So maybe what you should do when you catch a great trout is go back to camp and make a pot of coffee because there will not be a bigger or better fish today. Sooner or later your partners will wander in and you can tell them all about it. That’s your reward: a potentially great story that you may be able to tell well.

i’ve never thought of myself as one to go through hell and go ‘heh heh, that’ll make a great story’ (i met a lot of those folks in creative writing classes at the U). if it’ll make a great story, it was probably an interesting piece of life. it’s either worth writing about or worth talking about, but probably not both. talk is cheap. there are the kinds of stories that i can not talk about with anybody. the things that happen to you that are too beautiful (a green hillside in the rockies) or too frightening (a bad car accident) to chat about. but they are well kept in the heart and they are part of life and if i’m given enough years those things should seep into the larger story and be worthwhile.

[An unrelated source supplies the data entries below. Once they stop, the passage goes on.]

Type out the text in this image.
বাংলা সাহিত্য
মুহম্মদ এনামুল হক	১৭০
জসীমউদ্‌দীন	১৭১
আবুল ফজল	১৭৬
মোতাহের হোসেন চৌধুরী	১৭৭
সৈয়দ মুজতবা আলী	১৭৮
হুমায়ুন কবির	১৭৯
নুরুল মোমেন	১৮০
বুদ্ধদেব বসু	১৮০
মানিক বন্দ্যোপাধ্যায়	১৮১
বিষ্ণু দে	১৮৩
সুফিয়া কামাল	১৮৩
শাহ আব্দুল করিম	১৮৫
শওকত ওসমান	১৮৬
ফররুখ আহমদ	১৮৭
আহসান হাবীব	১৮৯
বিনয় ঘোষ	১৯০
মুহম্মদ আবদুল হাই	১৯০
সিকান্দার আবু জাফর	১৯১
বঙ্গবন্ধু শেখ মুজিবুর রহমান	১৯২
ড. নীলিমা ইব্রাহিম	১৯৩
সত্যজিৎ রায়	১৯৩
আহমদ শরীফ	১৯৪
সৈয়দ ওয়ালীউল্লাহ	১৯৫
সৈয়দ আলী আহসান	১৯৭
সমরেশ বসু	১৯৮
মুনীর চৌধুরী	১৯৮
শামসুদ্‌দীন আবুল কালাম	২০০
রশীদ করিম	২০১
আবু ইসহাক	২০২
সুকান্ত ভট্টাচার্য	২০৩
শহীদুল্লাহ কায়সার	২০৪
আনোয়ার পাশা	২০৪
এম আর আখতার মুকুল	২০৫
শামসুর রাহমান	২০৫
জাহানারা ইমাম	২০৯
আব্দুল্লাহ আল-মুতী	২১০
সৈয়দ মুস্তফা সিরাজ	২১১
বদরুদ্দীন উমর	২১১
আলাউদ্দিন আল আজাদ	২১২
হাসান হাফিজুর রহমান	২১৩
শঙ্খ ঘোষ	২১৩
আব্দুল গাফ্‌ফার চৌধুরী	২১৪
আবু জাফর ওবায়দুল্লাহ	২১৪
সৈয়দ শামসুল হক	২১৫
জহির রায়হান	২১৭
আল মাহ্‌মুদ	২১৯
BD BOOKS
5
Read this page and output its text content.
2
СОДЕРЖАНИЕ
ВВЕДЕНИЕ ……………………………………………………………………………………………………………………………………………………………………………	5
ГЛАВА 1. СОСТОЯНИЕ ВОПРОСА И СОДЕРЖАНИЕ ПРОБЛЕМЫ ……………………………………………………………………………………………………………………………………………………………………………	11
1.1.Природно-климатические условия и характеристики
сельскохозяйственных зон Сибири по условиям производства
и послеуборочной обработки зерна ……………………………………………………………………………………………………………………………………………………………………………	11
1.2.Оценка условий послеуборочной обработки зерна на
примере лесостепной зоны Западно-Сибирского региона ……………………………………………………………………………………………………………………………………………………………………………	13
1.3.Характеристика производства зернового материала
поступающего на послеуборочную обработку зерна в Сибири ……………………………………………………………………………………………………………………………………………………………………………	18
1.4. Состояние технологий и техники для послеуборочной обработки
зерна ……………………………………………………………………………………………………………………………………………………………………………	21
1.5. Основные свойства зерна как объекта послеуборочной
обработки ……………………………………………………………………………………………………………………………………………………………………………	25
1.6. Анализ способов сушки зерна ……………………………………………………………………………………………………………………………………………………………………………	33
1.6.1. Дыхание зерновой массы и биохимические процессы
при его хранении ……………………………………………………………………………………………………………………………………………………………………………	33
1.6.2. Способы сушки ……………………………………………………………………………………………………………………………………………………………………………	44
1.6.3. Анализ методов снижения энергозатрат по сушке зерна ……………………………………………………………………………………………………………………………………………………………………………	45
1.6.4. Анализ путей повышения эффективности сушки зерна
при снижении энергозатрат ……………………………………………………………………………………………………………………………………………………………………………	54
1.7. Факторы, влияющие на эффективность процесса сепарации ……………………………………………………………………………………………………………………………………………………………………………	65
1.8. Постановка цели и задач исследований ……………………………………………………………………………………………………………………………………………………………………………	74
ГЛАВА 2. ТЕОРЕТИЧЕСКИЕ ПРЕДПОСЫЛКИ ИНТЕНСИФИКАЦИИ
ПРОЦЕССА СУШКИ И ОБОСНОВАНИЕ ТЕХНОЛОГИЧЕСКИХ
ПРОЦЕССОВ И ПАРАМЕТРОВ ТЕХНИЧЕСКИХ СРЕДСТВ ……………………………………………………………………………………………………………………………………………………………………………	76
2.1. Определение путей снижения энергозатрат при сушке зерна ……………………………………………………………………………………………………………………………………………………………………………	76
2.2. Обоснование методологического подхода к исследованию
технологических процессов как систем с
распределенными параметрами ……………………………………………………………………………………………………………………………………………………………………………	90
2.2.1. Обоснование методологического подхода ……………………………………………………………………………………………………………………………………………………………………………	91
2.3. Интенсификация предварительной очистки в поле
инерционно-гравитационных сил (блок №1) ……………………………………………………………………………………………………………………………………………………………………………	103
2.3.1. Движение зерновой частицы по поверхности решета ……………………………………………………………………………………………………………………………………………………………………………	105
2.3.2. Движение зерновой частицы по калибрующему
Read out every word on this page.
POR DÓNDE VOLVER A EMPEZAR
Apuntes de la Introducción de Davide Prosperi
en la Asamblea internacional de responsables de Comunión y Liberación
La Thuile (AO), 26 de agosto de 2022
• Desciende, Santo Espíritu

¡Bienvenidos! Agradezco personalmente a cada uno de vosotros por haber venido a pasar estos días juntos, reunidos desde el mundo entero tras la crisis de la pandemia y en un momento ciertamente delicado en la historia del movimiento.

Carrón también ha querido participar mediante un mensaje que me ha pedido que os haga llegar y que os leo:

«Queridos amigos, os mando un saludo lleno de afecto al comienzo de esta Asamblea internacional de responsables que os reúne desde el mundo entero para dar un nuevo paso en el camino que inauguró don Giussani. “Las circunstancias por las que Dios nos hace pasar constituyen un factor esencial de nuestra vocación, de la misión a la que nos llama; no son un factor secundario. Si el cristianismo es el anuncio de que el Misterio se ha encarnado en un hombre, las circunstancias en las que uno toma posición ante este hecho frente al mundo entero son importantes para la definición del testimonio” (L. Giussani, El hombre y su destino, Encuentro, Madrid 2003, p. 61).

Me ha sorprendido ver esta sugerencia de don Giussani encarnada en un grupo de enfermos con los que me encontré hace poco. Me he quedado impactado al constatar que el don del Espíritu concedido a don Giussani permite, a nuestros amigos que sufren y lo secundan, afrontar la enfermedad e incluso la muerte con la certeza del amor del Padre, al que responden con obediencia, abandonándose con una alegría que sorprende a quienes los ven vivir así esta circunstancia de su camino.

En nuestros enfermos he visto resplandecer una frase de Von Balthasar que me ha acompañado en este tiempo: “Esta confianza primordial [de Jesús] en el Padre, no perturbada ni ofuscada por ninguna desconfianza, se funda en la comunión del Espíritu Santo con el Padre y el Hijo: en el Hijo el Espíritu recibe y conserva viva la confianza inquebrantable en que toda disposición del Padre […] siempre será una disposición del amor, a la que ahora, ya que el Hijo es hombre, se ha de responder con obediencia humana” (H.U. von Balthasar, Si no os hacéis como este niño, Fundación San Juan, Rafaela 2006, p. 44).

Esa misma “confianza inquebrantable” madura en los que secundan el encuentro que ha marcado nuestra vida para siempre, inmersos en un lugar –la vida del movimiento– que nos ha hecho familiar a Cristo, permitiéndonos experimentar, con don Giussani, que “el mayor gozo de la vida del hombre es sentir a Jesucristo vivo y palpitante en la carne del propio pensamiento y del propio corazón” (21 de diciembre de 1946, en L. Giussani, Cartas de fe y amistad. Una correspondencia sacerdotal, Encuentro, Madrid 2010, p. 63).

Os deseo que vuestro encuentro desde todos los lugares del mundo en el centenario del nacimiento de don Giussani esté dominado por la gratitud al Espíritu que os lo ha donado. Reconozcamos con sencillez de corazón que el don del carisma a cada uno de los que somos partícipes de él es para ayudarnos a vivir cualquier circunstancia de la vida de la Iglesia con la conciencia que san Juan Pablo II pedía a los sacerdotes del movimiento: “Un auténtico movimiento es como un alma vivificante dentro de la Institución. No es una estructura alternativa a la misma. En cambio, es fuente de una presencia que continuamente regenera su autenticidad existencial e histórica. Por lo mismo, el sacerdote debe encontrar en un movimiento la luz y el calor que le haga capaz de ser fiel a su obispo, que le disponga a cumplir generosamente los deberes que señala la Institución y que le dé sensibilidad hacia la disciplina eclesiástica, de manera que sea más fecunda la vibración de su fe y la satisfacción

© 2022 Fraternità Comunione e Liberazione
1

a fish, a day fishing, a big fish, a difficult fish, is the exception. fishing provides infinite fodder for story, verbal or written. fishing provides ample opportunity for reflection during the course of the action. the stories melt together and become part of the larger narrative. there are important observations about biology, weather, the wild, water, animals, fish behavior, human behavior, friendship, etc that can fuel a lifetime. there is humor (because after all, it is oafish man trying to trick a ghostly fish into biting onto that sharp hook.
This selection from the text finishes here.